My time there reminded me of Friends, only with better music and without Joey.

It was the setting for my epic first date with Sarge, nearly a year ago.  We’d had lunch and then walked in the rain, finding refuge at my favourite table.  We left five and a half hours later, high on caffeine and life.

Sarge dropped me off at my front door; I went up to my flat and defrosted a pizza.  And then threw up.   Maybe in early solidarity with Sarge, who hates cheese.  Maybe I knew I’d had a day-long, epic last first date.  Maybe both.

Fast forward to Saturday.   Same coffee shop, same table, different conversation.  And as I sat there and listened to the music, I might have had a moment.  I might have teared up a little.  And if anyone asks, I might blame my tears on PMS.

I had more happy moments sitting at a table amongst my friends, making plans to do it again.  I was grateful for the fresh night air and being out in it with people I love and who make me laugh.  Even the taxi driver was in a cheerful mood.  We went home to my Dad’s and an air mattress on the floor.  I love that mattress.   No, I really do.  I imagine watching me get up from it is like something from an I Love Lucy episode.  And I love Lucy.

Pancakes were on the table and show tunes on the stereo on Sunday.  And I might have had another moment.  I won’t blame the PMS.

We went back through my old neighbourhood on the way to the train station.  Thought about stopping for coffee, and then said we’d have one at home.  One with hazelnut syrup in it.  Make that two.

I have been cheating on this blog…

On Friday, I listened to this and this, which made me want to start watching his actual stuff.  Sarge has both of Werner Herzog’s box sets, and he’s wanted me to get into his films for ages.  It can be said that every night is film night in this house.  Films and booze.    Friday film nights are special because they include not having to get up the next morning, and therefore, more booze.

We sat down with My Best Fiend.  And beer for Sarge, cider for me.  That’s where the cheating bit comes in, see.  I drink drinks that aren’t gin and lemonade.

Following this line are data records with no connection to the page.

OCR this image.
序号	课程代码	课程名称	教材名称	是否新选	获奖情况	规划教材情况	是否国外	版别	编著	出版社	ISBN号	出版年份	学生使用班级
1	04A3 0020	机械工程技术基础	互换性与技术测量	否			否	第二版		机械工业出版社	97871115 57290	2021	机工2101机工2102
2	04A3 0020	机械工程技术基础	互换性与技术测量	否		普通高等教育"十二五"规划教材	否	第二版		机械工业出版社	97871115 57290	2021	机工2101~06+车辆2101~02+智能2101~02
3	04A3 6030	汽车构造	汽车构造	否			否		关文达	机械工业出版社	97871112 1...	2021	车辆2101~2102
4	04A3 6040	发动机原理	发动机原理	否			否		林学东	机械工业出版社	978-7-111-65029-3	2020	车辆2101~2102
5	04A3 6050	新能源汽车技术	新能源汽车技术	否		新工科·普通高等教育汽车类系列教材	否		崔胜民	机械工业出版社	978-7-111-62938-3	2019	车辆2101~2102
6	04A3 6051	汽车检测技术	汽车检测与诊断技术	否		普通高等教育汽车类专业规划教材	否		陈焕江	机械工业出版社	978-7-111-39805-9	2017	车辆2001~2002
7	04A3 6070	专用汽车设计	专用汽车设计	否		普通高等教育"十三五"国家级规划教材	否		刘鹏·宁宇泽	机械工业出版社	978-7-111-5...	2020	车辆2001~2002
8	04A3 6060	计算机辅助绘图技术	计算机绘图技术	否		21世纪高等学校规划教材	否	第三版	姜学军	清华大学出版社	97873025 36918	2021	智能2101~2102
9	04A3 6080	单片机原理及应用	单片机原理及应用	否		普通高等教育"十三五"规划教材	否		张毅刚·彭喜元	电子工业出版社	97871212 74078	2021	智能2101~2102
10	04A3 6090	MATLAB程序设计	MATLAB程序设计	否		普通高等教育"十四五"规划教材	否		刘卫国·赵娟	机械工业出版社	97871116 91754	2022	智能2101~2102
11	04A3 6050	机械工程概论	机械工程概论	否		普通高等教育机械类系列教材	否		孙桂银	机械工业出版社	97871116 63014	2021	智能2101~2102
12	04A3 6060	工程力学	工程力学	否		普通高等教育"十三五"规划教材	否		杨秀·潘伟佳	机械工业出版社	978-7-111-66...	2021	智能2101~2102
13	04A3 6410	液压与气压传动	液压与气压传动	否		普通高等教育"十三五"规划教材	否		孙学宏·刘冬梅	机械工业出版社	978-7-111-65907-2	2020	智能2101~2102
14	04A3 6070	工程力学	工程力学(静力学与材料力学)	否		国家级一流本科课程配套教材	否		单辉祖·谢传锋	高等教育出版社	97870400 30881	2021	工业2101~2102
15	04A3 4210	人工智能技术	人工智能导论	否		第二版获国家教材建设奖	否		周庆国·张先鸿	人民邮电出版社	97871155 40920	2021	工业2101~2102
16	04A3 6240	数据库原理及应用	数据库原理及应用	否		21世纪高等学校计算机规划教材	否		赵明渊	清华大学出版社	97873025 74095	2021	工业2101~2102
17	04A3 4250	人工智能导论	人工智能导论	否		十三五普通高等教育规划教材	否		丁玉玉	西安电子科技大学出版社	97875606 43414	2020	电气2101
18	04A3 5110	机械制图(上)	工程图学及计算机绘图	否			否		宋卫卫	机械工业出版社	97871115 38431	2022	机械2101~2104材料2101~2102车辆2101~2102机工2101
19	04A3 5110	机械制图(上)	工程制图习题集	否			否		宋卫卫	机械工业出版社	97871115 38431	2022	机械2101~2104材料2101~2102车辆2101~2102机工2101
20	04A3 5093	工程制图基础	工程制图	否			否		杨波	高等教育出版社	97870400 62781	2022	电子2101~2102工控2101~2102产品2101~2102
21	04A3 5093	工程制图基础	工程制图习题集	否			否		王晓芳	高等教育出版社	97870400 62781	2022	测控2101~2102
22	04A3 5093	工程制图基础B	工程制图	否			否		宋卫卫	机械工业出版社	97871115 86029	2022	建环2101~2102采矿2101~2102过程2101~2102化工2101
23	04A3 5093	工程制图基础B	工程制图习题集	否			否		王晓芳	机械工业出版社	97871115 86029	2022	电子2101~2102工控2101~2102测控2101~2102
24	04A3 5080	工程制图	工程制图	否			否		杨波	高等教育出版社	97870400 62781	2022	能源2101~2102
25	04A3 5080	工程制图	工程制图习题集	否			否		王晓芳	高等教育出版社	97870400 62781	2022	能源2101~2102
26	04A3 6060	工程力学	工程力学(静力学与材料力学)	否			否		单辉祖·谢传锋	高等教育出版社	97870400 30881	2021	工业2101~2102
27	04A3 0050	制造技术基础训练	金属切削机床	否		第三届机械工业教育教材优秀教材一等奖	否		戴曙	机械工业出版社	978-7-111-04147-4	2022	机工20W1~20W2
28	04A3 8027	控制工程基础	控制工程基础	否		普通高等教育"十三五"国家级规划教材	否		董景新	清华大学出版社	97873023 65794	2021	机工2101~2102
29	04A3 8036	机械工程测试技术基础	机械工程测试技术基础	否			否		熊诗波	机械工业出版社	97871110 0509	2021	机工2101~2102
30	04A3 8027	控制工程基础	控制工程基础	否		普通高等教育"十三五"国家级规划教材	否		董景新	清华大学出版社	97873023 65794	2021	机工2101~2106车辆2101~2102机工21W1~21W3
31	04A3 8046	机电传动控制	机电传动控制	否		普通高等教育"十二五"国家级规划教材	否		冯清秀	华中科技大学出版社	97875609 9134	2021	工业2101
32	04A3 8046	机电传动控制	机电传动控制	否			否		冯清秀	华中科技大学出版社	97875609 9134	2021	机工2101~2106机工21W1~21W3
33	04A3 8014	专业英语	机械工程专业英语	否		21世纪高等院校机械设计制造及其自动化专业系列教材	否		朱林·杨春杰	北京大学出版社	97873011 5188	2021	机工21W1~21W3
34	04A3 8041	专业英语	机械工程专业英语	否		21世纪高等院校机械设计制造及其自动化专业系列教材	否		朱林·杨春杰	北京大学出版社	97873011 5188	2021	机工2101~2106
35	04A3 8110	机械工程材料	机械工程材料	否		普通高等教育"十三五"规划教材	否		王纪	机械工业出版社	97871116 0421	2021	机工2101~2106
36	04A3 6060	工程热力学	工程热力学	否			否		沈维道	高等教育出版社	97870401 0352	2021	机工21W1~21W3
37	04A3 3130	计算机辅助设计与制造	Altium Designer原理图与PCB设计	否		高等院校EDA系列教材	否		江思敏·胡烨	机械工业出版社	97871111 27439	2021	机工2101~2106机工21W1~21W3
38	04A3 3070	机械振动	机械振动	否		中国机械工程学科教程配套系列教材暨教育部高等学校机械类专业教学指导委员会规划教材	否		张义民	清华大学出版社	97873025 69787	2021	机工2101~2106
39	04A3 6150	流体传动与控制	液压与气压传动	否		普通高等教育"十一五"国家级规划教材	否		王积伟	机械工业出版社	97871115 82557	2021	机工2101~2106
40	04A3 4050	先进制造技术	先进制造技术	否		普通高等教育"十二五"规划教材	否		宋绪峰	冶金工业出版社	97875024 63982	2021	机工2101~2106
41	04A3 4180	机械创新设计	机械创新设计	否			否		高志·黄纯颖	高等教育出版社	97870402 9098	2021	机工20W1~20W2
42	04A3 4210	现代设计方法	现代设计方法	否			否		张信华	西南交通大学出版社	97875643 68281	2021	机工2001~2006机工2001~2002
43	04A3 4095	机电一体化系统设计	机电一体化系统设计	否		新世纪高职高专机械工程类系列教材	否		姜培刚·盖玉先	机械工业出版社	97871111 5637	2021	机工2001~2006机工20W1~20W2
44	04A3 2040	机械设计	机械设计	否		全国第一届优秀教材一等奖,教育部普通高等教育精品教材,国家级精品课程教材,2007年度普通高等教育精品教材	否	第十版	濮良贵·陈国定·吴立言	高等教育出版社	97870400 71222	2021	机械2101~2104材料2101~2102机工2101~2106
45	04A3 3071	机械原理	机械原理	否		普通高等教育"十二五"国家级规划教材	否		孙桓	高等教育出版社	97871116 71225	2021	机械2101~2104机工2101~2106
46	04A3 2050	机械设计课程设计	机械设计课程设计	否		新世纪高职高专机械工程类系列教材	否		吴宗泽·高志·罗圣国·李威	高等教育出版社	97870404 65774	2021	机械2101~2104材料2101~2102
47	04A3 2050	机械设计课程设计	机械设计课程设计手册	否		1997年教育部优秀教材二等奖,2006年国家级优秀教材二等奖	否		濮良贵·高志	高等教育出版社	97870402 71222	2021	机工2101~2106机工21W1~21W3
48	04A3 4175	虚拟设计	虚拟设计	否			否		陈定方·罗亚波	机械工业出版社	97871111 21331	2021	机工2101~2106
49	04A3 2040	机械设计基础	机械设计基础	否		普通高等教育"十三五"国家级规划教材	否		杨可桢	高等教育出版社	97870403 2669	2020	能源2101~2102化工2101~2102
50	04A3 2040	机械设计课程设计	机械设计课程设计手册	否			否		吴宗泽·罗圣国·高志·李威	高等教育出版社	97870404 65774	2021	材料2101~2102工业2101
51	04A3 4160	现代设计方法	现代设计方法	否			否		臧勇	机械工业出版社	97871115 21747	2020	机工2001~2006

Since moving to Edinburgh, I have rediscovered my love of cider, and drank quite a lot of it here, on Saturday.  There was cider and friends and laughs and card games, and an actual accessible toilet in the pub we were in.  There was no leaving the pub to go off in search of another place to pee.  That has happened before.  I once left the original pub and went to one place after another with Out of Order Signs on their accessible toilet doors.   It took me half an hour to find one, and all I remember of that time was begging Sarge not to make me laugh.  He failed, but I didn’t, arriving at a working and unlocked accessible toilet still needing it.  But there was no such shenanigans on Saturday, and four and half pints of cider later, we went home and had drunken fish and chips.

I awoke without a hangover.  My last hangover was the result of a night out early on in my first year of Uni. I’d gone out with some friends, and the end of the night saw me leaving a trail of nuts and bolts from the chair from our front door to my room.  The taxi driver put the wheel on wrong, and snapped my tipper bars, which was the cause of the leakage.   I should also mention that I’d left my chair in the kitchen, using a spare chair to get to my room.  This confused my hall-mates, who knocked on my door, asking if I needed anything.

Advil, I said.

No need for anything stronger than coffee on Sunday.  And lots of fresh air on the way to the movies to see Winter’s Bone, which was brilliant and not unlike watching a really good documentary.

Since I’ve gone on a bit about drinking in this post, I’d like to say don’t drink and drive.  Even when all you drive is a wheelchair.